Texas House and Senate draft appropriations bill aims to address TDCJ challenges
The 88th Texas Legislative Session began January 10th and the House and Senate versions of the General Appropriations Bill specific to TDCJ has been filed.
AUSTIN, Texas (KBTX) -The Texas Department of Criminal Justice has taken on a lot of criticism in recent months, and for good reason.
Gonzalo Lopez, an escaped inmate, killed five members of a family in Leon County last year and investigations into the escape revealed several flaws inside the state’s prison system.
This legislative session lawmakers are putting a spotlight on funding for the TDCJ.
The appropriations bills as introduced would address needs lawmakers and TDCJ officials say are critical to managing the overall operation of the state’s prison and parole system.
With a billion-dollar surplus on hand local representatives say they want to make sure the TDJC has the tools and resources needed to operate smoothly.

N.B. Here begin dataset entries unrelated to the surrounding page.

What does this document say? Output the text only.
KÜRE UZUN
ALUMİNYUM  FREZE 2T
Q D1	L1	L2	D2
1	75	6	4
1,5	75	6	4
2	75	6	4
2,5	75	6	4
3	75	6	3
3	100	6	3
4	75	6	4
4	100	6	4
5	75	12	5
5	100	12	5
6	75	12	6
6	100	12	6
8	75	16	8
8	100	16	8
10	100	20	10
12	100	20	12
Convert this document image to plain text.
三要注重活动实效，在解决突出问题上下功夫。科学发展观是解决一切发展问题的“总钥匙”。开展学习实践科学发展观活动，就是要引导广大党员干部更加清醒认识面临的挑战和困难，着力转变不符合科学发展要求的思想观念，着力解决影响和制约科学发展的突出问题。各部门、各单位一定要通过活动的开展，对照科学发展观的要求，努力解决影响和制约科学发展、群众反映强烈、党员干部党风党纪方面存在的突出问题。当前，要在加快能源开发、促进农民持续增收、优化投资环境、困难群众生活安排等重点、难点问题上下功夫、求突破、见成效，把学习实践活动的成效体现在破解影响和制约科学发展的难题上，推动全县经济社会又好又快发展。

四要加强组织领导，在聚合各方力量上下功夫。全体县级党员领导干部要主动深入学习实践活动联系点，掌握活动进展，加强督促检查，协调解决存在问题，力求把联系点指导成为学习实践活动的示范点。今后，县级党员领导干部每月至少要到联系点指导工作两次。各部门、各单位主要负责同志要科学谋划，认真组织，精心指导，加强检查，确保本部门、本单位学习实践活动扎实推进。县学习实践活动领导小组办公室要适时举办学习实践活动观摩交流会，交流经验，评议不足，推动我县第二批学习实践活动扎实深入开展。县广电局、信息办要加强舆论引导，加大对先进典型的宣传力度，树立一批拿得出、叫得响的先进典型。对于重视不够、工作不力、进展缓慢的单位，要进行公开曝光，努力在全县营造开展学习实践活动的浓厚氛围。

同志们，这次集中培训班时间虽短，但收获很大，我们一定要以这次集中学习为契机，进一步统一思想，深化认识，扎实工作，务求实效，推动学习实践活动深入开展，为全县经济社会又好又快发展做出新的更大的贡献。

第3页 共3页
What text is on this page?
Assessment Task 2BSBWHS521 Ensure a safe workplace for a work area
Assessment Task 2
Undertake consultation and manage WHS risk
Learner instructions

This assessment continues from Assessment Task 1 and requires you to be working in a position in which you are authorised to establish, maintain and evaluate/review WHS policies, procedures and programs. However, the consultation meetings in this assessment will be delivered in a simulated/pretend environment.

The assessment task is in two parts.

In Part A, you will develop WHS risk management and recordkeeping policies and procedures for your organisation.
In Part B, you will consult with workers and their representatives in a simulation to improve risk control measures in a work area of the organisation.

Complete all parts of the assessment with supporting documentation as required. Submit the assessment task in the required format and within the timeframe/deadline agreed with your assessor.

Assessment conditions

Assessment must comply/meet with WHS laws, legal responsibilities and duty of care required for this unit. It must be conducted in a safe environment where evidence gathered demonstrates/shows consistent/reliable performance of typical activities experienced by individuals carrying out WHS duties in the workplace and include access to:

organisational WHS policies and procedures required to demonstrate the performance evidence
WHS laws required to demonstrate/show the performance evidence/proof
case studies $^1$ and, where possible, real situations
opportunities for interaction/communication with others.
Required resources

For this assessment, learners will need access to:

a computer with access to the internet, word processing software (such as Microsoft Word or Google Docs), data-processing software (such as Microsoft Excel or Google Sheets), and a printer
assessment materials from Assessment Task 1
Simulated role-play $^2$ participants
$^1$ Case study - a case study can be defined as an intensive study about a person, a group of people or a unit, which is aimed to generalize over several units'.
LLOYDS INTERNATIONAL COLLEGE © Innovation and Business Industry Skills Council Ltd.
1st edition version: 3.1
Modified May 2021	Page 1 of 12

“From the standpoint of what they asked for pay raises, money to fix units, delivery of health care, improvements to IT, security, and functionality, providing the tools that the correctional officers need to do their jobs,” says (R) House District 12 Representative Kyle Kacal. “We’ve got to make strides to do a better job to take care of these officers so they can do their job and you know with the budget surplus it looks like we’re tackling that there.”
A significant part of the proposed legislation addresses staffing challenges not just seen in the Lone Star State but at correctional facilities across the country.
According to a summary provided by the TDCJ, the appropriations bill would provide s funding for a 5% increase for all TDCJ employees, with a minimum of $3,000 in FY 2024 and an additional 5% increase, with a minimum of $3,000 in FY 2025. The bill would also provide continued funding for a 15% Correctional Officer pay raise provided in April 2022 as well as $23.9 million to support body-worn cameras for correctional officers at 23 maximum security facilities and help maintain the FY22-23 budget funding levels s for major repair and renovation projects.
The bill as introduced would also maintain current funding levels for rehabilitation and reentry programs such as chaplaincy, reentry transitional coordinators, substance abuse treatment programs, and sex offender treatment programs.
Criminal justice experts say the proposed appropriations bill is a good start, but more funding is needed to improve sex offenders’ treatment programs, vocational rehabilitation, and reentry programs.
“It hasn’t been a huge increase in money going to these and a lot of times these figures get lost in the big picture because there are so many moving parts,” says Sam Houston State criminal justice professor Mitchel Roth.
Roth says a larger focus is also needed to improve mental health in TDCJ facilities.
“It’s well known that many prisoners do have mental health issues and you know when you have so many people in prison they don’t all get the same amount of help,” said Roth.